Baku war im 6. Jh. v. Chr. das religiöse Zentrum der Zoroastrier, wo das Feuer – und damit verbunden das Licht - im Mittelpunkt ihres Glaubens stand. Auf der Halbinsel Abseron sieht man noch viele Relikte aus dieser Zeit. Ein Feuer der besonderen Art finden wir an einem Berg, der seit vielen Jahrzehnten durch ausströmendes Erdgas brennt.
Die Seidenstraße und die Gewürzstraße gehörten zu den bedeutendsten Handelswegen, die Aserbaidschan einst mit der Welt verbanden. Sie führte von Baku entlang des Kaukasus bis ins heutige Georgien. Von dort zogen die Karawanen weiter nach Istanbul, Syrien und Ägypten. Aserbaidschan galt als wichtige Drehscheibe für den Handel zwischen Orient und Okzident.

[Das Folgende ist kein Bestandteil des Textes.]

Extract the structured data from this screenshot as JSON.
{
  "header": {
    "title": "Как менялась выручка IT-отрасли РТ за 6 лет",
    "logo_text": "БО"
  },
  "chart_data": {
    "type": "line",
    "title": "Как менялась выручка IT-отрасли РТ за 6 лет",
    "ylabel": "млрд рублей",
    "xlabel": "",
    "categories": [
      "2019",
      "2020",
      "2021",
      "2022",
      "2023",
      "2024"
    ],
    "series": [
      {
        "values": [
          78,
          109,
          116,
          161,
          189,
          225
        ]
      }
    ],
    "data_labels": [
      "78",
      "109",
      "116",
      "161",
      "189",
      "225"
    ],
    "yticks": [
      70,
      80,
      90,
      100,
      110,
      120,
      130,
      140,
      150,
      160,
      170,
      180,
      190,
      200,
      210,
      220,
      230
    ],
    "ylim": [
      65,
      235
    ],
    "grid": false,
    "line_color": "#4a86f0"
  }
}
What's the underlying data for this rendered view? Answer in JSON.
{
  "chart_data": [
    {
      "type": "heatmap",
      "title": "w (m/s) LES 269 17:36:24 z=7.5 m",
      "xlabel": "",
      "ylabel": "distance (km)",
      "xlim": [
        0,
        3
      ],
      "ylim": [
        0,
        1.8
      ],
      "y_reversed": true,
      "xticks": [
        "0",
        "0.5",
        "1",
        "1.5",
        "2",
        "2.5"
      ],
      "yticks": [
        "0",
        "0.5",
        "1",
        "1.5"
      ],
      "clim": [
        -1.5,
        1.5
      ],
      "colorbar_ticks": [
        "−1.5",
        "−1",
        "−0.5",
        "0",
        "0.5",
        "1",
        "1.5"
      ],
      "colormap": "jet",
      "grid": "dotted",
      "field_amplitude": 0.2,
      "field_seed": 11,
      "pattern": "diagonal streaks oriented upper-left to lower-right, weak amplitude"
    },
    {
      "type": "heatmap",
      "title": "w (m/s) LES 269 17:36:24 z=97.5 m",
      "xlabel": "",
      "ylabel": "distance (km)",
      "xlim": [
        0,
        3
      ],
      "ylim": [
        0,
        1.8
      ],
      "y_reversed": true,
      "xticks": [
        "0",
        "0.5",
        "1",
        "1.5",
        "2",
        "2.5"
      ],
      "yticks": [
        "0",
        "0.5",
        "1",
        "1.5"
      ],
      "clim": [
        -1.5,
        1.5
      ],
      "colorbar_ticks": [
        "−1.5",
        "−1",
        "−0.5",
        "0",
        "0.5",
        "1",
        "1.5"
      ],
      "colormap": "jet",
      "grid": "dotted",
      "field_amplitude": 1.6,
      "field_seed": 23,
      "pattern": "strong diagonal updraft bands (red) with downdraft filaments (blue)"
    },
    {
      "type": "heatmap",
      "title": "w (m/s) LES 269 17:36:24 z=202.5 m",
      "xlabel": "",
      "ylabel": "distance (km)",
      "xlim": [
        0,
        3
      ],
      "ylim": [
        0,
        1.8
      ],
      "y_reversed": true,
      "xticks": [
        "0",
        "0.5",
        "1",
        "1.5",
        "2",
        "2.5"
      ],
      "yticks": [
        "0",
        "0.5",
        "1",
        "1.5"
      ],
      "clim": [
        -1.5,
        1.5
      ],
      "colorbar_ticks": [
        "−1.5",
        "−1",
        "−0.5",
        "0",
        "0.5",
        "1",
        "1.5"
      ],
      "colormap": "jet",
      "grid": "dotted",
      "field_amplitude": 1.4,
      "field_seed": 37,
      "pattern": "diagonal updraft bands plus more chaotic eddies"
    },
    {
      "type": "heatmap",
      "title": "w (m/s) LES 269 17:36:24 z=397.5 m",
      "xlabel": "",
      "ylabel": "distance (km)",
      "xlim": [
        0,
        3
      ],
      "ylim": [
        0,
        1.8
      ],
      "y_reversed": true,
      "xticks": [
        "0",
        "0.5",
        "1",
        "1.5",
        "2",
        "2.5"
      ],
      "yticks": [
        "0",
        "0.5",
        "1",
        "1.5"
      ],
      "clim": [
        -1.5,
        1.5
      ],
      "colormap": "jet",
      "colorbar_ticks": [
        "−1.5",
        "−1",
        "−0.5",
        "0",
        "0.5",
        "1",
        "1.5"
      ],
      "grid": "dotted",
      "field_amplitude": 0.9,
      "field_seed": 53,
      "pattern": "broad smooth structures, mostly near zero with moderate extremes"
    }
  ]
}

Von Baku aus fahren wir nochmals in die Berge - in den südlichen Kaukasus, den wir bei unseren drei Durchquerungsversuchen leider nie auf den direkten Weg erreicht haben. Historische Orte der Seidenstraße, archäologische Ausgrabungsstätten und Karawansereien sind dort noch heute zu finden. Unser erstes Ziel ist das persisch geprägte Bergdorf Lahic, das wegen des Kupferhandwerks bis nach China bekannt wurde. Zu Hochzeiten der Seidenstraße im 11.-13. Jh. arbeiteten dort 200 Kupferschmiede, von denen es heute aber nur noch wenige gibt. Weiter fahren wir auf einer gut ausgebauten Straße Richtung Nordwesten und erreichen Gabala, wo gerade die sechstausend Jahre alten Ruinen einer großen Handelsstadt durch Archäologen freigelegt werden. Der Ausgrabungsleiter führt uns persönlich auf dem riesigen Areal herum und wird nicht müde unsere Fragen zu beantworten. Die vielen Skelette weisen mit ihrer Ausrichtung zur Sonne darauf hin, dass auch hier schon Zoroastrier gelebt haben. Eine Stadt mit einer riesigen, mehrmals verstärkten Stadtmauer und einem hocheffektiven Trink- und Abwassersystem sind zu erkennen. Unsere letzte Station an der ehemaligen Seidenstraße in Aserbaidschan ist die Stadt Shäki, wo einst Seide produziert wurde, nachdem das Geheimnis der Herstellung dieses edlen Stoffes aus China bekannt geworden war. Wir übernachten hier in einer zum Hotel umgebauten Karawanserei.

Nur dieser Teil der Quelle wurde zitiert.